Drill is a distributed system for interactive analysis of large-scale datasets, inspired by Google’s Dremel.
Drill is a distributed system for interactive analysis of large-scale datasets. Drill is similar to Google’s Dremel, with the additional flexibility needed to support a broader range of query languages, data formats and data sources. It is designed to efficiently process nested data. It is a design goal to scale to 10,000 servers or more and to be able to process petabyes of data and trillions of records in seconds.
Many organizations have the need to run data-intensive applications, including batch processing, stream processing and interactive analysis. In recent years open source systems have emerged to address the need for scalable batch processing (Apache Hadoop) and stream processing (Storm, Apache S4). In 2010 Google published a paper called “Dremel: Interactive Analysis of Web-Scale Datasets,” describing a scalable system used internally for interactive analysis of nested data. No open source project has successfully replicated the capabilities of Dremel.
There is a strong need in the market for low-latency interactive analysis of large-scale datasets, including nested data (eg, JSON, Avro, Protocol Buffers). This need was identified by Google and addressed internally with a system called Dremel.
In recent years open source systems have emerged to address the need for scalable batch processing (Apache Hadoop) and stream processing (Storm, Apache S4). Apache Hadoop, originally inspired by Google’s internal MapReduce system, is used by thousands of organizations processing large-scale datasets. Apache Hadoop is designed to achieve very high throughput, but is not designed to achieve the sub-second latency needed for interactive data analysis and exploration. Drill, inspired by Google’s internal Dremel system, is intended to address this need.
It is worth noting that, as explained by Google in the original paper, Dremel complements MapReduce-based computing. Dremel is not intended as a replacement for MapReduce and is often used in conjunction with it to analyze outputs of MapReduce pipelines or rapidly prototype larger computations. Indeed, Dremel and MapReduce are both used by thousands of Google employees.
Like Dremel, Drill supports a nested data model with data encoded in a number of formats such as JSON, Avro or Protocol Buffers. In many organizations nested data is the standard, so supporting a nested data model eliminates the need to normalize the data. With that said, flat data formats, such as CSV files, are naturally supported as a special case of nested data.
The Drill architecture consists of four key components/layers:
Query languages: This layer is responsible for parsing the user’s query and constructing an execution plan. The initial goal is to support the SQL-like language used by Dremel and Google BigQuery, which we call DrQL. However, Drill is designed to support other languages and programming models, such as the Mongo Query Language, Cascading or Plume.
- Low-latency distributed execution engine: This layer is responsible for executing the physical plan. It provides the scalability and fault tolerance needed to efficiently query petabytes of data on 10,000 servers. Drill’s execution engine is based on research in distributed execution engines (eg, Dremel, Dryad, Hyracks, CIEL, Stratosphere) and columnar storage, and can be extended with additional operators and connectors.
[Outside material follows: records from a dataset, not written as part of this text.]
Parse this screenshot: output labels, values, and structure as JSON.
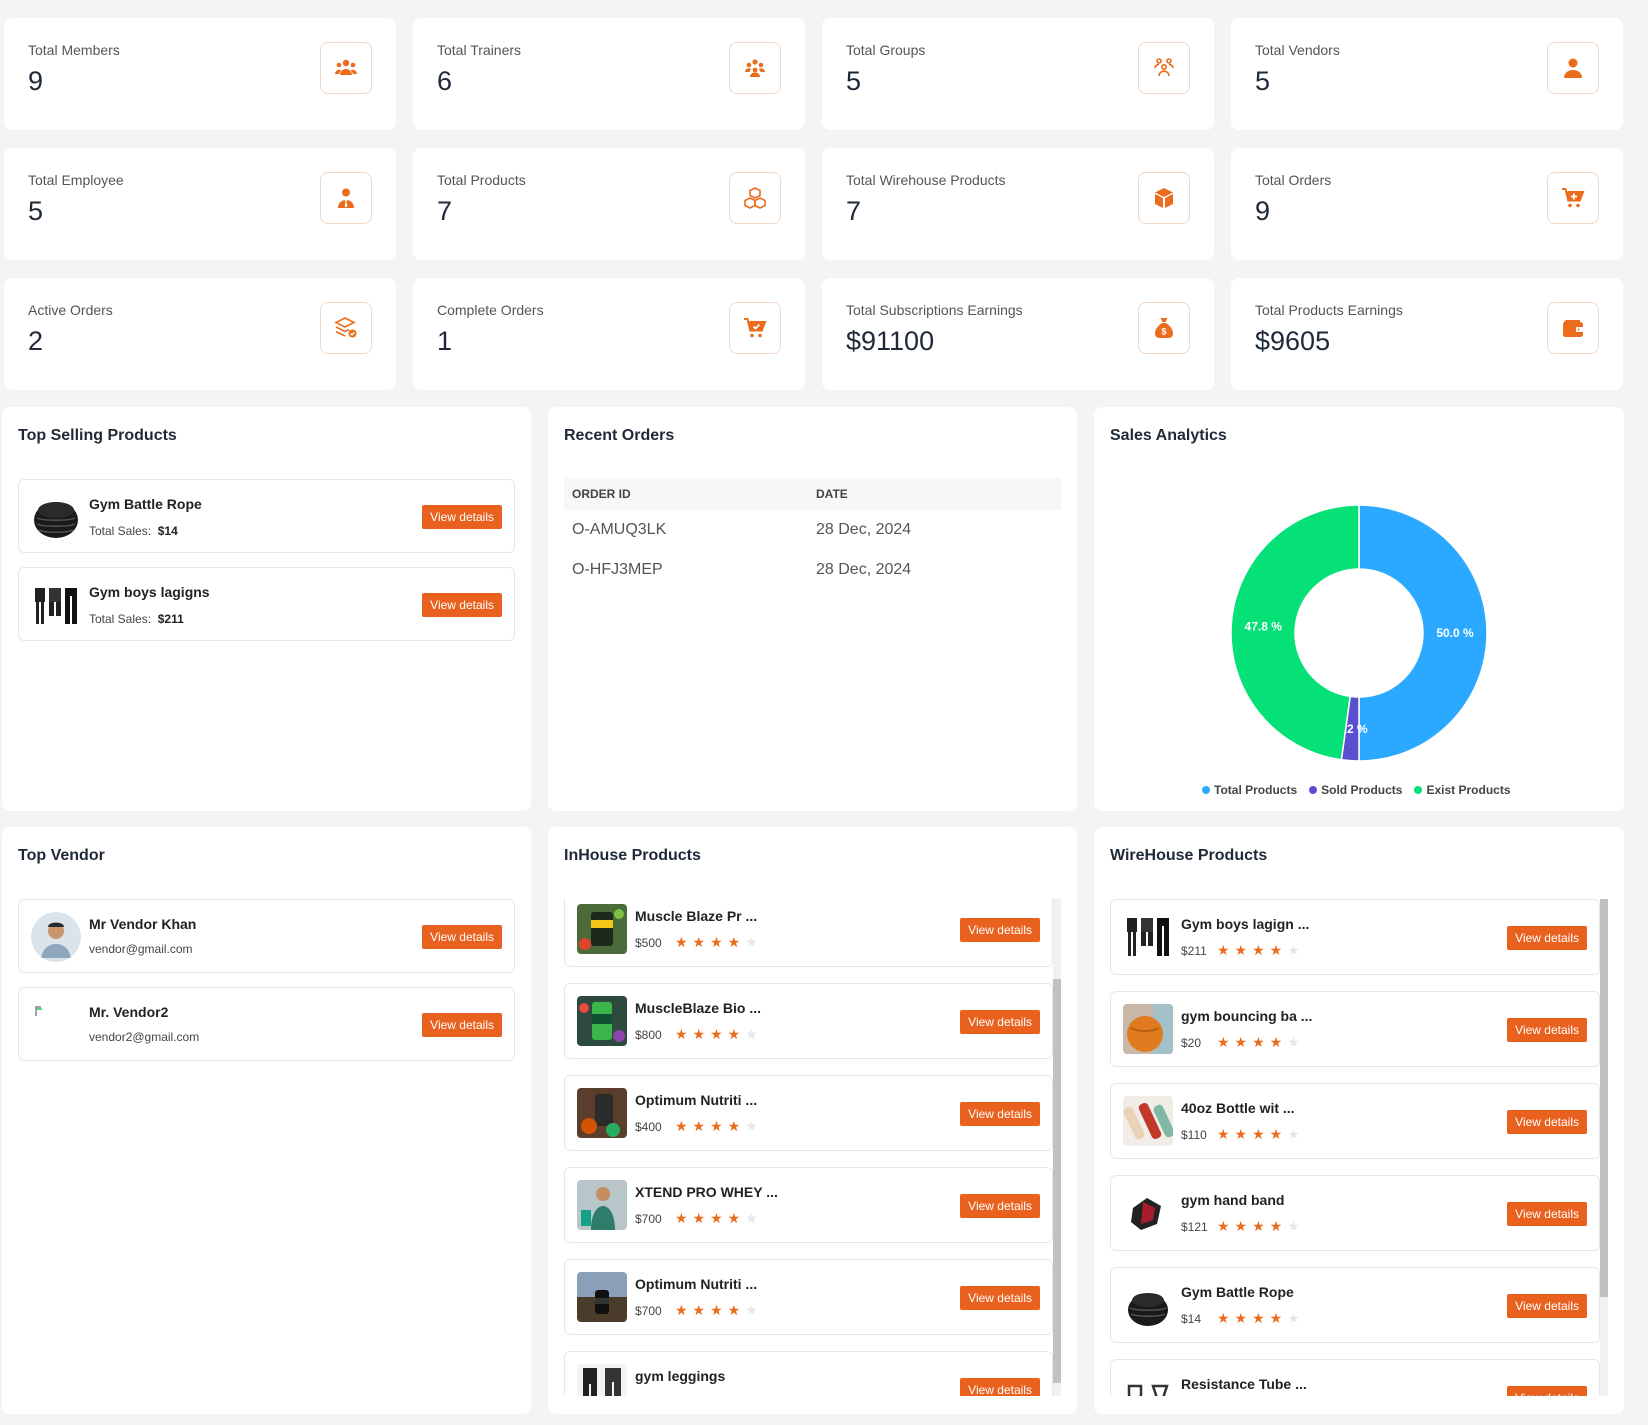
{
  "stats": [
    {
      "label": "Total Members",
      "value": "9",
      "icon": "users-icon"
    },
    {
      "label": "Total Trainers",
      "value": "6",
      "icon": "group-icon"
    },
    {
      "label": "Total Groups",
      "value": "5",
      "icon": "team-icon"
    },
    {
      "label": "Total Vendors",
      "value": "5",
      "icon": "user-icon"
    },
    {
      "label": "Total Employee",
      "value": "5",
      "icon": "employee-icon"
    },
    {
      "label": "Total Products",
      "value": "7",
      "icon": "cubes-icon"
    },
    {
      "label": "Total Wirehouse Products",
      "value": "7",
      "icon": "box-icon"
    },
    {
      "label": "Total Orders",
      "value": "9",
      "icon": "cart-plus-icon"
    },
    {
      "label": "Active Orders",
      "value": "2",
      "icon": "layers-check-icon"
    },
    {
      "label": "Complete Orders",
      "value": "1",
      "icon": "cart-check-icon"
    },
    {
      "label": "Total Subscriptions Earnings",
      "value": "$91100",
      "icon": "money-bag-icon"
    },
    {
      "label": "Total Products Earnings",
      "value": "$9605",
      "icon": "wallet-icon"
    }
  ],
  "top_selling": {
    "title": "Top Selling Products",
    "sales_label": "Total Sales:",
    "items": [
      {
        "name": "Gym Battle Rope",
        "sales": "$14",
        "button": "View details"
      },
      {
        "name": "Gym boys lagigns",
        "sales": "$211",
        "button": "View details"
      }
    ]
  },
  "recent_orders": {
    "title": "Recent Orders",
    "columns": [
      "ORDER ID",
      "DATE"
    ],
    "rows": [
      [
        "O-AMUQ3LK",
        "28 Dec, 2024"
      ],
      [
        "O-HFJ3MEP",
        "28 Dec, 2024"
      ]
    ]
  },
  "sales_analytics": {
    "title": "Sales Analytics",
    "legend": [
      "Total Products",
      "Sold Products",
      "Exist Products"
    ],
    "colors": {
      "total": "#2ba8ff",
      "sold": "#5a4fcf",
      "exist": "#05e077"
    }
  },
  "chart_data": {
    "type": "pie",
    "title": "Sales Analytics",
    "categories": [
      "Total Products",
      "Sold Products",
      "Exist Products"
    ],
    "values": [
      50.0,
      2.2,
      47.8
    ],
    "labels": [
      "50.0 %",
      "2.2 %",
      "47.8 %"
    ],
    "legend": "bottom"
  },
  "top_vendor": {
    "title": "Top Vendor",
    "items": [
      {
        "name": "Mr Vendor Khan",
        "email": "vendor@gmail.com",
        "button": "View details"
      },
      {
        "name": "Mr. Vendor2",
        "email": "vendor2@gmail.com",
        "button": "View details"
      }
    ]
  },
  "inhouse": {
    "title": "InHouse Products",
    "items": [
      {
        "name": "Muscle Blaze Pr ...",
        "price": "$500",
        "rating": 4,
        "button": "View details"
      },
      {
        "name": "MuscleBlaze Bio ...",
        "price": "$800",
        "rating": 4,
        "button": "View details"
      },
      {
        "name": "Optimum Nutriti ...",
        "price": "$400",
        "rating": 4,
        "button": "View details"
      },
      {
        "name": "XTEND PRO WHEY ...",
        "price": "$700",
        "rating": 4,
        "button": "View details"
      },
      {
        "name": "Optimum Nutriti ...",
        "price": "$700",
        "rating": 4,
        "button": "View details"
      },
      {
        "name": "gym leggings",
        "price": "",
        "rating": 0,
        "button": "View details"
      }
    ]
  },
  "wirehouse": {
    "title": "WireHouse Products",
    "items": [
      {
        "name": "Gym boys lagign ...",
        "price": "$211",
        "rating": 4,
        "button": "View details"
      },
      {
        "name": "gym bouncing ba ...",
        "price": "$20",
        "rating": 4,
        "button": "View details"
      },
      {
        "name": "40oz Bottle wit ...",
        "price": "$110",
        "rating": 4,
        "button": "View details"
      },
      {
        "name": "gym hand band",
        "price": "$121",
        "rating": 4,
        "button": "View details"
      },
      {
        "name": "Gym Battle Rope",
        "price": "$14",
        "rating": 4,
        "button": "View details"
      },
      {
        "name": "Resistance Tube ...",
        "price": "",
        "rating": 0,
        "button": "View details"
      }
    ]
  }
}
- Nested data formats: This layer is responsible for supporting various data formats. The initial goal is to support the column-based format used by Dremel. Drill is designed to support schema-based formats such as Protocol Buffers/Dremel, Avro/AVRO-806/Trevni and CSV, and schema-less formats such as JSON, BSON or YAML. In addition, it is designed to support column-based formats such as Dremel, AVRO-806/Trevni and RCFile, and row-based formats such as Protocol Buffers, Avro, JSON, BSON and CSV. A particular distinction with Drill is that the execution engine is flexible enough to support column-based processing as well as row-based processing. This is important because column-based processing can be much more efficient when the data is stored in a column-based format, but many large data assets are stored in a row-based format that would require conversion before use.
- Scalable data sources: This layer is responsible for supporting various data sources. The initial focus is to leverage Hadoop as a data source.
It is worth noting that no open source project has successfully replicated the capabilities of Dremel, nor have any taken on the broader goals of flexibility (eg, pluggable query languages, data formats, data sources and execution engine operators/connectors) that are part of Drill.
The initial goals for this project are to specify the detailed requirements and architecture, and then develop the initial implementation including the execution engine and DrQL. Like Apache Hadoop, which was built to support multiple storage systems (through the FileSystem API) and file formats (through the InputFormat/OutputFormat APIs), Drill will be built to support multiple query languages, data formats and data sources. The initial implementation of Drill will support the DrQL and a column-based format similar to Dremel.
Significant work has been completed to identify the initial requirements and define the overall system architecture. The next step is to implement the four components described in the Rationale section, and we intend to do that development as an Apache project.